Up until yesterday, the person who came up with the statement “walk a mile in someone else’s shoes” was on my “If we cross paths, I am entitled to punch you in the face” list.
Truth. He or she was right up there, wedged between the individual responsible for spelling “love” with a U and the genius who began the “Wuts up? Nm, U? Nm. Cool” phenomenon. So, if you see any of these culprits lurking around the café or the aquarium, or wherever you lurk, punch them in the face and tell them that Jane Austen and Shakespeare sent you.
I’ve always thought it was a horrid, stuffy statement. Walking a mile in the shoes of someone else. Wah, wah, wah! They are too tight. They don’t fit. The heels are too high. And they are clunky, clunky, clunky. I can barely stand and you would expect me to learn how to walk?
I’ve been a long time chewer and spitter upper of “shoey” statements until these love letter requests began rattling my world. They keep pouring into my inbox and half the time I just want to write across a page: What keeps you walking? How the heck do you even wake up and decide to walk?
Shove it in an envelope. Drop it in the mail.
It’s like we are keeping this big secret that if released into the night would be the key to telling another that we’ve been there before. That we’ve known those same shoes, splayed with mud. That we’ve worn the same rain boots, the same sneakers, to bite back the pain. And how did it get so lost? How did it become something we only talk about under the lights of glassy conference hall, before a speaker with a booming voice and 8,000 individuals who are shimmying into the skins of vulnerability like a wet suit.
I’m believing lately that it is easier to tell an Ugly Story, to guide another into a Safe Place of Sameness, by first sinking back into those shoes that fit our feet at the time. The converse sneakers we slid into on the night where we gathered courage by the armful, like hot whites falling from the drier, and found a way to tell him it was over. The snow boots we wore on the day a police car pulled up and forever rearranged the way we would take family photos. No mother? No brother?

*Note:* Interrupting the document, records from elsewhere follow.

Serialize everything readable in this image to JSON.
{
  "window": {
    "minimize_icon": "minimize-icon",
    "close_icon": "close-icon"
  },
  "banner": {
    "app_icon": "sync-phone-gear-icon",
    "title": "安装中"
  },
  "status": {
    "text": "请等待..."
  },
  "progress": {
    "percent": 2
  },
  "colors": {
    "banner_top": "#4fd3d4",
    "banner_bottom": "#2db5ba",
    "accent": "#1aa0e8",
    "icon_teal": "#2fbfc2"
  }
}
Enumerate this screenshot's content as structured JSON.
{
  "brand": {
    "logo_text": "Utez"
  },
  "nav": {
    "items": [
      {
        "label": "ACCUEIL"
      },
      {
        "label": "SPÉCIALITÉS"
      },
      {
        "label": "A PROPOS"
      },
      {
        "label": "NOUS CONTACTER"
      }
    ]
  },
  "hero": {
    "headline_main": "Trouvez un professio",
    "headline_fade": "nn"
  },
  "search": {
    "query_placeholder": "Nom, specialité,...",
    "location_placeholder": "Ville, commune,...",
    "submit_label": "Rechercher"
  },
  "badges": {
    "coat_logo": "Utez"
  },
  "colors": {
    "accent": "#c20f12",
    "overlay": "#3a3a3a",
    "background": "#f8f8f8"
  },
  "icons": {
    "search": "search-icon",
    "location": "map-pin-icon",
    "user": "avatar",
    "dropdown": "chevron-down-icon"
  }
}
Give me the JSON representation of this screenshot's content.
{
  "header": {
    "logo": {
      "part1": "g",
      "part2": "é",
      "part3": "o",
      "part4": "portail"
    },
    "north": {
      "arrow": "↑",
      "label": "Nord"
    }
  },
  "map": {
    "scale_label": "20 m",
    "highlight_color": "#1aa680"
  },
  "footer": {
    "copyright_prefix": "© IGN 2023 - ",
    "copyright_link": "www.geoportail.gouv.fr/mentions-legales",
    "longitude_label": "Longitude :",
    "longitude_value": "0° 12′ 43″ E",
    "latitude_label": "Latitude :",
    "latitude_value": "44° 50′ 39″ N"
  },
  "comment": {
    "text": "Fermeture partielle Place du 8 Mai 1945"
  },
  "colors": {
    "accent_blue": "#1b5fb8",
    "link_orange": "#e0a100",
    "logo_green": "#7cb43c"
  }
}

It’s remarkably easier to tell you about the pair of black heels, with the now frayed bows, that I wore while falling in love for the very first time. How they fit my feet. The blisters that later kissed my heels when all I could say in the mirror was, He Kissed Me. How that night was jutted with stars and I thought someone might say it to me, “You know, you are beautiful”. And even if they didn’t, I’d still know it was glowing off my skin. How I got caught in the rain in those heels once. And I didn’t mind. The mud & water were good for them in the same way that falling into love was good for a girl made up of 80% climbing.
It’s simpler to tell you that I wore a pair of combat boots most days when I lived in the Bronx because they made me feel braver. Black boots from the Gap, I’ll tell you how I zipped them straight up before I ever tell you how I lived a scared kind of life. A life that left me wondering, as I waited for the walking man to light up on the other side of the road, “Am I Really A Child Of God? Or Has He Forgotten Me In All This Mess?”
I’m starting to believe that it really has nothing to do with walking a mile in the shoes of another. Maybe it would be just enough to acknowledge the walking. To commend, even if we cannot understand, the fact that we all got up today and decided to push forward. That some of us are wearing cowboy boots and contemplating if the world would care if we were gone tomorrow. That others are lacing up baseball cleats and rounding a set of bases for a best friend of ours that is hooked up to IVs in a hospital room.
What good would it be to walk a mile in your shoes? The world needs me to walk in my own. Just tell me that you are walking. Tell me when you get all stuck. Tell me when you need to sit. I get it, I get it, today might just be a day for walking a few steps instead of Fully, Really Away this time.
Let’s just start with a Single Story instead of miles in shoes that never fit us before. Stories about walking. And the shoes we wear to face the day.